Robert A. Taft (1889-1953) was known as Mr. Republican both for his staunch partisanship and his political forebears (he was the son of President and Chief Justice William Howard Taft.) A perennial failed candidate for president, he is remembered as an effective legislator and for his willingness to espouse unpopular views, such as his condemnation of the Nuremberg Trials as "victor's justice." As the Encyclopedia Britannica reports:
A steadfast isolationist, Taft opposed U.S. post-World War II involvement in world affairs through such international organizations as the North Atlantic Treaty Organization (NATO), founded in 1949. Rather, he joined former president Herbert Hoover in calling for “fortress America” and the “principle of the free hand.” It was on these grounds that Taft was most determinedly opposed for the nomination to the presidency. Already a favourite-son candidate at every national convention since 1936, he came to the 1948 convention with considerable nationwide support but lost to the well-organized forces of the internationalist Thomas E. Dewey. Again in 1952 the nomination was denied him by the strong internationalist coalition, which rallied around the popular wartime general Dwight D. Eisenhower. After his party’s victory at the polls Taft became majority leader and Eisenhower’s chief adviser in the Senate.
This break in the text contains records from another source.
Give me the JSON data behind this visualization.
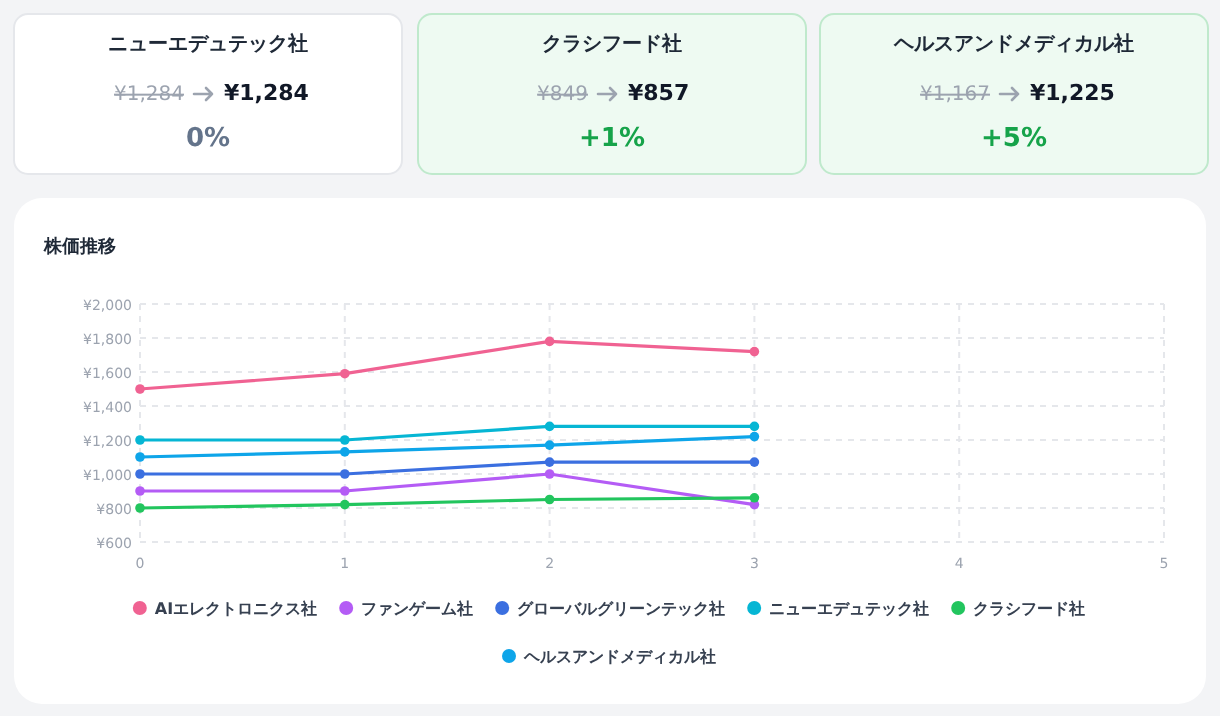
{
  "chart_data": [
    {
      "type": "other",
      "title": "ニューエデュテック社",
      "annotations": [
        "¥1,284",
        "¥1,284",
        "0%"
      ],
      "color": "#64748b"
    },
    {
      "type": "other",
      "title": "クラシフード社",
      "annotations": [
        "¥849",
        "¥857",
        "+1%"
      ],
      "color": "#16a34a"
    },
    {
      "type": "other",
      "title": "ヘルスアンドメディカル社",
      "annotations": [
        "¥1,167",
        "¥1,225",
        "+5%"
      ],
      "color": "#16a34a"
    },
    {
      "type": "line",
      "title": "株価推移",
      "x": [
        0,
        1,
        2,
        3
      ],
      "xlim": [
        0,
        5
      ],
      "xticks": [
        0,
        1,
        2,
        3,
        4,
        5
      ],
      "ylim": [
        600,
        2000
      ],
      "yticks": [
        {
          "value": 600,
          "label": "¥600"
        },
        {
          "value": 800,
          "label": "¥800"
        },
        {
          "value": 1000,
          "label": "¥1,000"
        },
        {
          "value": 1200,
          "label": "¥1,200"
        },
        {
          "value": 1400,
          "label": "¥1,400"
        },
        {
          "value": 1600,
          "label": "¥1,600"
        },
        {
          "value": 1800,
          "label": "¥1,800"
        },
        {
          "value": 2000,
          "label": "¥2,000"
        }
      ],
      "grid": true,
      "legend": "bottom",
      "marker": "circle",
      "series": [
        {
          "name": "AIエレクトロニクス社",
          "color": "#f06292",
          "values": [
            1500,
            1590,
            1780,
            1720
          ]
        },
        {
          "name": "ファンゲーム社",
          "color": "#b45cf5",
          "values": [
            900,
            900,
            1000,
            820
          ]
        },
        {
          "name": "グローバルグリーンテック社",
          "color": "#3b6fe0",
          "values": [
            1000,
            1000,
            1070,
            1070
          ]
        },
        {
          "name": "ニューエデュテック社",
          "color": "#06b6d4",
          "values": [
            1200,
            1200,
            1280,
            1280
          ]
        },
        {
          "name": "クラシフード社",
          "color": "#22c55e",
          "values": [
            800,
            820,
            850,
            860
          ]
        },
        {
          "name": "ヘルスアンドメディカル社",
          "color": "#0ea5e9",
          "values": [
            1100,
            1130,
            1170,
            1220
          ]
        }
      ]
    }
  ]
}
Bing Crosby (1903-1977) typified the laid-back, jazz-influenced style of singing that dominated the American music charts until the advent of rock'n roll. He was also a successful film actor and, later, television personality. As allmusic.com explains:
Crosby was, without doubt, the most popular and influential media star of the first half of the 20th century. …Unlike the many vocal artists before him, Crosby grew up with radio, and his intimate bedside manner was a style perfectly suited to emphasize the strengths of a medium transmitted directly into the home. He was also helped by the emerging microphone technology: scientists had perfected the electrically amplified recording process scant months before Crosby debuted on record, and in contrast to earlier vocalists, who were forced to strain their voices into the upper register to make an impression on mechanically recorded tracks, Crosby's warm, manly baritone crooned contentedly without a thought of excess.
Fulton J. Sheen (1895-1979) was an extraordinarily popular figure on both radio and television. The Notable Names Database relates how in the 1950's:
Sheen argued passionately against Communism, racism, and banning prayer in public schools, and supported corporal punishment and Francisco Franco's fascist insurgency in Spain. When his fame and outspoken statements against the Vietnam war were seen as challenging the church hierarchy, Cardinal Francis Spellman "exiled" Sheen, making him Bishop of Rochester, New York. At Rochester, though, Sheen raised further hackles by repeatedly criticizing the city's largest employer, Kodak, for racist hiring practices. In his long career he collected millions of dollars in donations, established the Sheen Ecumenical Housing Foundation, and supported numerous Catholic charities, while keeping enough for himself to live a "champagne lifestyle" in his majestic Washington DC home. He died of heart failure in 1979, and was reportedly found in a kneeling position in his own private chapel.